I’ve been attending the World Economic Forum in Davos for more than two decades, and I can’t recall another time when the meeting ended with attendees who were so optimistic about the economic outlook. Their reasons:
The global economy is enjoying unusual synchronicity, with every major region expanding at the same time. With unemployment low and inflation dormant, we face the possibility of several years of “high pressure” growth, in which wages and other rewards to workers will rise, after a decade of anemia. The unusual bonuses paid by some companies to workers in the wake of the U.S. tax bill are partly an acknowledgment of that trend.
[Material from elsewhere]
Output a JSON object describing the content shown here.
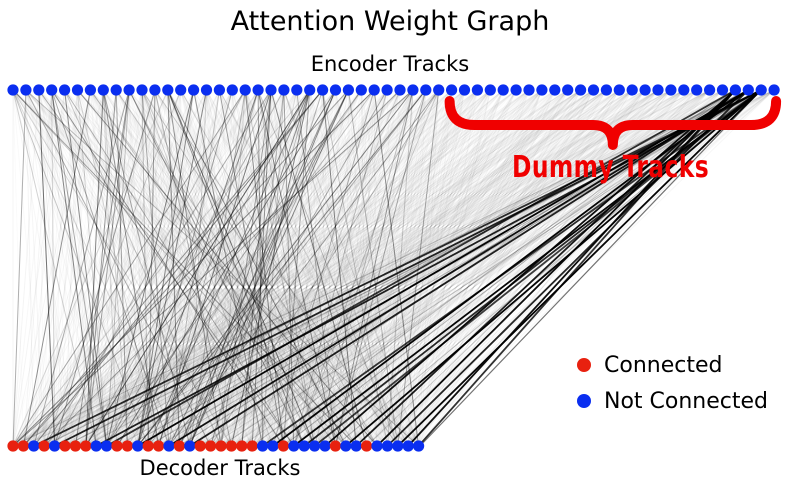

Trump’s hard-line “America first” trade agenda was retrofitted at Davos into a more reasonable “America first, but not America alone.” It remains to be seen what that means in practice, but the cooler rhetoric has reduced fears of a trade fiasco.
The rapid advance of technology–and, in particular, the increasing ability to take proliferating pools of digital data and turn them into useful intelligence–carries the promise of a sea change in business productivity as well as potential solutions to a host of difficult social problems. U.K. Chancellor of the Exchequer Philip Hammond said AI could “double economic growth rates in advanced economies by 2035.”
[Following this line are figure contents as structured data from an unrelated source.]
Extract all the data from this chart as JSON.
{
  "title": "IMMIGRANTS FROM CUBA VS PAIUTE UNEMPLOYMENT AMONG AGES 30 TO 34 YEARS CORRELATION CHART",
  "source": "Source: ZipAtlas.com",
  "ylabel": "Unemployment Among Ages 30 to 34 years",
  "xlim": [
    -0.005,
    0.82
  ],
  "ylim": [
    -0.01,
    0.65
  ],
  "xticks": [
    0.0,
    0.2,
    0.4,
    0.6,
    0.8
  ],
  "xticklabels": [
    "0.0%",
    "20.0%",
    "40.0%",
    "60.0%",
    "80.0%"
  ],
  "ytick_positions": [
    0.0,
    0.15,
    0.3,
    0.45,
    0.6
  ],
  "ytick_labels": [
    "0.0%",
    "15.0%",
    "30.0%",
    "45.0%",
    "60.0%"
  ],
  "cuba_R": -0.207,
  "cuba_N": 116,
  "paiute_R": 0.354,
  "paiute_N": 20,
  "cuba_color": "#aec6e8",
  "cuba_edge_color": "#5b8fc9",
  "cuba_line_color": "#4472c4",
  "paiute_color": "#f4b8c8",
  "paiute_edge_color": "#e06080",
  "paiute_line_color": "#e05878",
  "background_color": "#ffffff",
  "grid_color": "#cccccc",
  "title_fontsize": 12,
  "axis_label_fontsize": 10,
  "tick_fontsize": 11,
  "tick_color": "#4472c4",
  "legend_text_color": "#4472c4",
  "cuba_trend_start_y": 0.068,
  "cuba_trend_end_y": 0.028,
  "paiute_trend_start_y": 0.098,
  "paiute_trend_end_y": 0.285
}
None of that is to minimize the geopolitical threats facing the world. Nor is it to ignore the huge challenge of preparing the global workforce for the new-technology world.
Still, it’s worth savoring the moment. All may not be right with the world. But all is not wrong. Indeed, the main negative economic sentiment heard at Davos was that with all the good news, complacency may set in. As Larry Summers recently wrote, “The main thing we have to fear is lack of fear itself.”